Educator. Visionary. Leader. Shuana Tucker-Sims, Ph.D. exemplifies a life of learning, service and commitment to excellence. As Chief Talent Officer for the CT State Department of Education, Shuana has oversight of the Bureau of Educator Standards & Certification, the Bureau of Educator Effectiveness, the Office of Dyslexia & Reading Disabilities and all education diversification initiatives. Her ultimate goal is to develop all educators to their fullest potential specifically in the areas of equity and diversity while ensuring educational excellence for students. Her career in education and human resources has spanned over 25 years at the local, state and national levels including the Educational Leadership Department at University of Connecticut and the U.S. Department of Education in Washington, DC.
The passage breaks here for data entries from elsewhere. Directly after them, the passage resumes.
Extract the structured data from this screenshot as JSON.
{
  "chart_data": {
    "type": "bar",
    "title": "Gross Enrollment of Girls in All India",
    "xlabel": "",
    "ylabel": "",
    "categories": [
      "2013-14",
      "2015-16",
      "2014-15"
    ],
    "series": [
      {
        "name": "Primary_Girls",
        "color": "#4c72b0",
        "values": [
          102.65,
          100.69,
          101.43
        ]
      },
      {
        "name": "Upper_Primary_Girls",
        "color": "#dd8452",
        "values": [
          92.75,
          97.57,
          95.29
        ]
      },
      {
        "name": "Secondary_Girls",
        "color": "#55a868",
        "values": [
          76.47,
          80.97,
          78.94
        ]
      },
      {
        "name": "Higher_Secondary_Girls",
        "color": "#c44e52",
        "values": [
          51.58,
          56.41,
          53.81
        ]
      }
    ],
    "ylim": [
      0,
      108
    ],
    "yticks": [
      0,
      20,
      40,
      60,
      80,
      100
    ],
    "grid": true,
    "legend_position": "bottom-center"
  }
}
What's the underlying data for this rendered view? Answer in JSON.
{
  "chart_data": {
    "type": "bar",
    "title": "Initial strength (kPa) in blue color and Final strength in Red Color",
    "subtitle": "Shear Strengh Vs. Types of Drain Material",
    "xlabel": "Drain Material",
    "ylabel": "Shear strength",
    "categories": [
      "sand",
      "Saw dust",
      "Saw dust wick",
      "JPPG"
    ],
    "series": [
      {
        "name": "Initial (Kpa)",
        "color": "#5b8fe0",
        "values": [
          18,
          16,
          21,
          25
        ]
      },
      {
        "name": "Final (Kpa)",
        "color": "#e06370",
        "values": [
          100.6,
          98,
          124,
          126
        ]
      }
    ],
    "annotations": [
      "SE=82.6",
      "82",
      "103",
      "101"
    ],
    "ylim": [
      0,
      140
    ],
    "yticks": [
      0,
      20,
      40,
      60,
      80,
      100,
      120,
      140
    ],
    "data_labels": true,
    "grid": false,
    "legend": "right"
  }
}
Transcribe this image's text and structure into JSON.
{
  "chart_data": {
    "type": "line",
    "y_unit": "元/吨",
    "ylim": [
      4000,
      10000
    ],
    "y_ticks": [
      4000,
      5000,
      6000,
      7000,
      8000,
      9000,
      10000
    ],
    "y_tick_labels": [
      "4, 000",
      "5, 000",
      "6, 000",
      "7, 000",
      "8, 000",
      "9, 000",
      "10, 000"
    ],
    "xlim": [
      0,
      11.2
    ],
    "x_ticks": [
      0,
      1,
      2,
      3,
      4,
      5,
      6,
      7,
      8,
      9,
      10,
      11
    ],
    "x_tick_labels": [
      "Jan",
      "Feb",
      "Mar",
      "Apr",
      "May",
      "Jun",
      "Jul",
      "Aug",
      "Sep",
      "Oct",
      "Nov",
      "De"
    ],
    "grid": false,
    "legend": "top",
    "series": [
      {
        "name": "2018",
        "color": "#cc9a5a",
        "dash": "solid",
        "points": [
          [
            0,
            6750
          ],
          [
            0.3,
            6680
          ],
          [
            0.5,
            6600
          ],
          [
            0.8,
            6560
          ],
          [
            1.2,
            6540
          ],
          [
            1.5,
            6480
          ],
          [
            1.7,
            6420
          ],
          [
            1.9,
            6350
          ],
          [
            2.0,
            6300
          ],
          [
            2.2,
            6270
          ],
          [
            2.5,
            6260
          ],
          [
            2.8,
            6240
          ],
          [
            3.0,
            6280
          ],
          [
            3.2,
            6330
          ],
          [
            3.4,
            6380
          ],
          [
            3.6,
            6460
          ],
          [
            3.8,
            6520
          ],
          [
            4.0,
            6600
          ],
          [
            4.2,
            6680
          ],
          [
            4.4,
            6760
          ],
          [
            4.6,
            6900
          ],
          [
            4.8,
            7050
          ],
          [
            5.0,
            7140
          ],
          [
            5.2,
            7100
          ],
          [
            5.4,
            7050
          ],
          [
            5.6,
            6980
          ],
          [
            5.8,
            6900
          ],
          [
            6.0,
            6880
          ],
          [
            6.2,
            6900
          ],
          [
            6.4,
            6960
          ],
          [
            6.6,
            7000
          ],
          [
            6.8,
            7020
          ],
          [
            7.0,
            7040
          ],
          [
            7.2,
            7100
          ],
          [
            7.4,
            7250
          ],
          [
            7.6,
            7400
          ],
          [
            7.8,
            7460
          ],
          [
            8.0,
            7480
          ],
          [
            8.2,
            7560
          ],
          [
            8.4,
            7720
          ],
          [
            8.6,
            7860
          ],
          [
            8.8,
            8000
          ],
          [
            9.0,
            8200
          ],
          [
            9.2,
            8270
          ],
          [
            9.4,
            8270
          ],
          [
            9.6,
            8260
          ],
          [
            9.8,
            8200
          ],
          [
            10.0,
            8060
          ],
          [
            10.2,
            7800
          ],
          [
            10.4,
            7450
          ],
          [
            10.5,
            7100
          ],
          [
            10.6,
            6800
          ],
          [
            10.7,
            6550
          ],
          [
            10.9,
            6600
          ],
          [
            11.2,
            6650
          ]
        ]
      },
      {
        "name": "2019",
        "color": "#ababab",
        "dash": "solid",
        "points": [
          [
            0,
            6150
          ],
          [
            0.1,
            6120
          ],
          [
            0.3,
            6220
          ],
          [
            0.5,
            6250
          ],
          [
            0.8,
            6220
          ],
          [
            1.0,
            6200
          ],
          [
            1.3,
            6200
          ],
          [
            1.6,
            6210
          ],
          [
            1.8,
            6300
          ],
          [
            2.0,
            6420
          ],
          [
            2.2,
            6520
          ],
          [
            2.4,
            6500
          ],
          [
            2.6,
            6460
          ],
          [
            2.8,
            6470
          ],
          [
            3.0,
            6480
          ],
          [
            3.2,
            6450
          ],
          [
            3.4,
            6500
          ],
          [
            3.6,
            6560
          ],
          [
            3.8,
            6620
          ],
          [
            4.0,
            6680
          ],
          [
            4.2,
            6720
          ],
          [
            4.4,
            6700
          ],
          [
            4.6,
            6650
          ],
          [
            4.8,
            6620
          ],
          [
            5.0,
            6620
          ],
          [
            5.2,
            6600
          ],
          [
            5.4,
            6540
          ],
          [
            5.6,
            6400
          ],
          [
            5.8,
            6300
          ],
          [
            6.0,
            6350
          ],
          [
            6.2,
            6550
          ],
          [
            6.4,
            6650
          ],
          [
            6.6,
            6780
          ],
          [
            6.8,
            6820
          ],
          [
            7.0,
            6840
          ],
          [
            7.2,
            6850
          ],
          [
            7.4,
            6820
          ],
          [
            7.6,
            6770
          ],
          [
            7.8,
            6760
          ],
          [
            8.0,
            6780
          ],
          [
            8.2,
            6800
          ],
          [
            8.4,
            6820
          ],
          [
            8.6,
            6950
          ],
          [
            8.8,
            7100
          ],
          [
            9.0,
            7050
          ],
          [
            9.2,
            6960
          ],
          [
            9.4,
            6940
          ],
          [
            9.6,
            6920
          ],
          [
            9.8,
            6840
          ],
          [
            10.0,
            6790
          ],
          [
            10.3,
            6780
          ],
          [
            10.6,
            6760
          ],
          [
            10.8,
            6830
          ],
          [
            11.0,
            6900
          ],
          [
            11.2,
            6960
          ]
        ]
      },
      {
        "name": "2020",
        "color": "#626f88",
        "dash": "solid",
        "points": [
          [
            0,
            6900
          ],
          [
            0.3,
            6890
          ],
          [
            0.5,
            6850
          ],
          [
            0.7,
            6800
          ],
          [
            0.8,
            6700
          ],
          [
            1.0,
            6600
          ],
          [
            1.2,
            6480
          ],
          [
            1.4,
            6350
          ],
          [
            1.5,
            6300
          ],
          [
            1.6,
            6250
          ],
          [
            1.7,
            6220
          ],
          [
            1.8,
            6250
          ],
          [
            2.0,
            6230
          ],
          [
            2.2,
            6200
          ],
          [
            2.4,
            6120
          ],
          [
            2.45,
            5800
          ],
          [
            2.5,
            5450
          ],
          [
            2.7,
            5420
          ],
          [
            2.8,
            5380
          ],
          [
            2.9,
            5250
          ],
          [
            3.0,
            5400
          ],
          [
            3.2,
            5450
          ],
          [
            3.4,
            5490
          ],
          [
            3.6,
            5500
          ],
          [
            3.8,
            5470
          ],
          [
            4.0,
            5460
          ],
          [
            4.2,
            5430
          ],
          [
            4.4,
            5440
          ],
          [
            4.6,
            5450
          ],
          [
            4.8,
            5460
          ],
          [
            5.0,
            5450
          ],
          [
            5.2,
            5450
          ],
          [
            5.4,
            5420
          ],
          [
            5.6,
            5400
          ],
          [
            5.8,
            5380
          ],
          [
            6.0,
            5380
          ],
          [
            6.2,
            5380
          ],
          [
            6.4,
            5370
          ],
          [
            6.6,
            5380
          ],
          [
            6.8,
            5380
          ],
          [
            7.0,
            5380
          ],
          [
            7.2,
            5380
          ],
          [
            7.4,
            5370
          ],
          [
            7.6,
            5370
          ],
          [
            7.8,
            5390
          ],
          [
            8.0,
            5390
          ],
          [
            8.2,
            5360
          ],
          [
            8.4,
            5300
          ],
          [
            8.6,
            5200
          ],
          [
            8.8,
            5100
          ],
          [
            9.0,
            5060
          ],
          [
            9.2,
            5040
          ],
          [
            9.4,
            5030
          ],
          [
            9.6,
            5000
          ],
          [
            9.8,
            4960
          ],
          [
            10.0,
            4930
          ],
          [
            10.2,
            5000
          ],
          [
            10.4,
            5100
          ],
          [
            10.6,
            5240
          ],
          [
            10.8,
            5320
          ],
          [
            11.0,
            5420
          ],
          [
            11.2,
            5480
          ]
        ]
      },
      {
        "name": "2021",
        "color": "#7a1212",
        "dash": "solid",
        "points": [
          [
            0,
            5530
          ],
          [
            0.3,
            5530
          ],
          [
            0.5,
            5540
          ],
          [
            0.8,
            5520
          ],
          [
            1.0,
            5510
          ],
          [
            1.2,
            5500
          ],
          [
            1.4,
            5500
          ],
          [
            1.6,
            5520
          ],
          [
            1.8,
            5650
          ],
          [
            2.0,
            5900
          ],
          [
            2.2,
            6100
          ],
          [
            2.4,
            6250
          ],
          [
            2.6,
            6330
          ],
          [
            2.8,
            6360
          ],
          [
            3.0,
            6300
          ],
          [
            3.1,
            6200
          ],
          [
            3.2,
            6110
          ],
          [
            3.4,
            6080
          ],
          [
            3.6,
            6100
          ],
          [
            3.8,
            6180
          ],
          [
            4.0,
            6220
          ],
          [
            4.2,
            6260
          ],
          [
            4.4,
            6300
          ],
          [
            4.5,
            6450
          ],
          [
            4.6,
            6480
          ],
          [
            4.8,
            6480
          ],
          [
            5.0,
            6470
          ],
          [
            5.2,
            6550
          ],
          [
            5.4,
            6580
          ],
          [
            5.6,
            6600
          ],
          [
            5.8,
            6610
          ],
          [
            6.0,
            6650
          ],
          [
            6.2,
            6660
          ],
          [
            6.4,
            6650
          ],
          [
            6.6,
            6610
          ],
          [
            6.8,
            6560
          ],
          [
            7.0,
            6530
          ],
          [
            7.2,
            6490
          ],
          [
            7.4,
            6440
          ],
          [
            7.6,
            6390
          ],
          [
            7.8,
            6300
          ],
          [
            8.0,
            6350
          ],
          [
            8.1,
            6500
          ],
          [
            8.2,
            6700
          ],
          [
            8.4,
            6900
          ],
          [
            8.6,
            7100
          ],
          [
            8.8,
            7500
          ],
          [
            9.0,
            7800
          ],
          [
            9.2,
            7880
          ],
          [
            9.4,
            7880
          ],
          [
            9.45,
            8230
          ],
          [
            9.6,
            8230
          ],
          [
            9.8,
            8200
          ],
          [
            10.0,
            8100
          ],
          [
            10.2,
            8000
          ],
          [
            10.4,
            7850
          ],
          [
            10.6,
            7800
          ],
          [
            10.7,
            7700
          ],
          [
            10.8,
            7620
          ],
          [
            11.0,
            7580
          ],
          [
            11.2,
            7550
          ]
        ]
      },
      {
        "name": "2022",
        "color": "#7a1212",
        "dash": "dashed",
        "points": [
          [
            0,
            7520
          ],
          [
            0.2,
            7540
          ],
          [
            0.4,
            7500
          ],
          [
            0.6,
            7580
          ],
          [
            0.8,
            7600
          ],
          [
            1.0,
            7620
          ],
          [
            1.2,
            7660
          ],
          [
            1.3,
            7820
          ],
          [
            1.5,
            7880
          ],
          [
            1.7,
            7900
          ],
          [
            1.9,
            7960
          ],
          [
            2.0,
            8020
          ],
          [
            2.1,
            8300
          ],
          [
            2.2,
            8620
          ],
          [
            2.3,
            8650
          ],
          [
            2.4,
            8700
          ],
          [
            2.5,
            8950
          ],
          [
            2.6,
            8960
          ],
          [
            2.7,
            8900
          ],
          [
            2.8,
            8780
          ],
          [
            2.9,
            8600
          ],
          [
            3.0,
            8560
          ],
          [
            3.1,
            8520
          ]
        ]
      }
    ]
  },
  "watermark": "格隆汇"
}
Dr. Saroja R. Warner is the Director for Educator Development and Diversity and provides strategic leadership for WestEd’s technical assistance, research and policy work with state education agencies, district leaders and school-based educators focused on developing and sustaining an effective, culturally responsive, and racially and linguistically diverse educator workforce and increasing educators’ and leaders’ use of policies and practices that promote successful and equitable learning outcomes for each student. She has also served as co-director of two Comprehensive Centers, federally funded education services centers, run by WestEd serving states in the mid-Atlantic and northeast regions of the U.S. She is a nationally recognized expert in educator workforce initiatives and culturally responsive teaching, leading and school cultures. Dr. Warner launched a national initiative at the Council of Chief State School Officers (CCSSO) prior to coming to WestEd to increase educator diversity and culturally responsive practice (CRP) and authored an anchor paper for that work A Vision and Guidance for a Diverse and Learner-Ready Teacher Workforce which provides guidance to states to meet these goals and identifies model best practices. Prior to that, she has led educator workforce initiatives in her role as Branch Chief for Educator Preparation and Assessment at the Maryland State Department of Education, Director for Professional Issues at the American Association of Colleges for Teacher Education (AACTE) and edTPA Implementation Director at the University of Maryland, College Park. Dr. Warner is also a nationally board-certified social studies teacher and has maintained that status since 2004.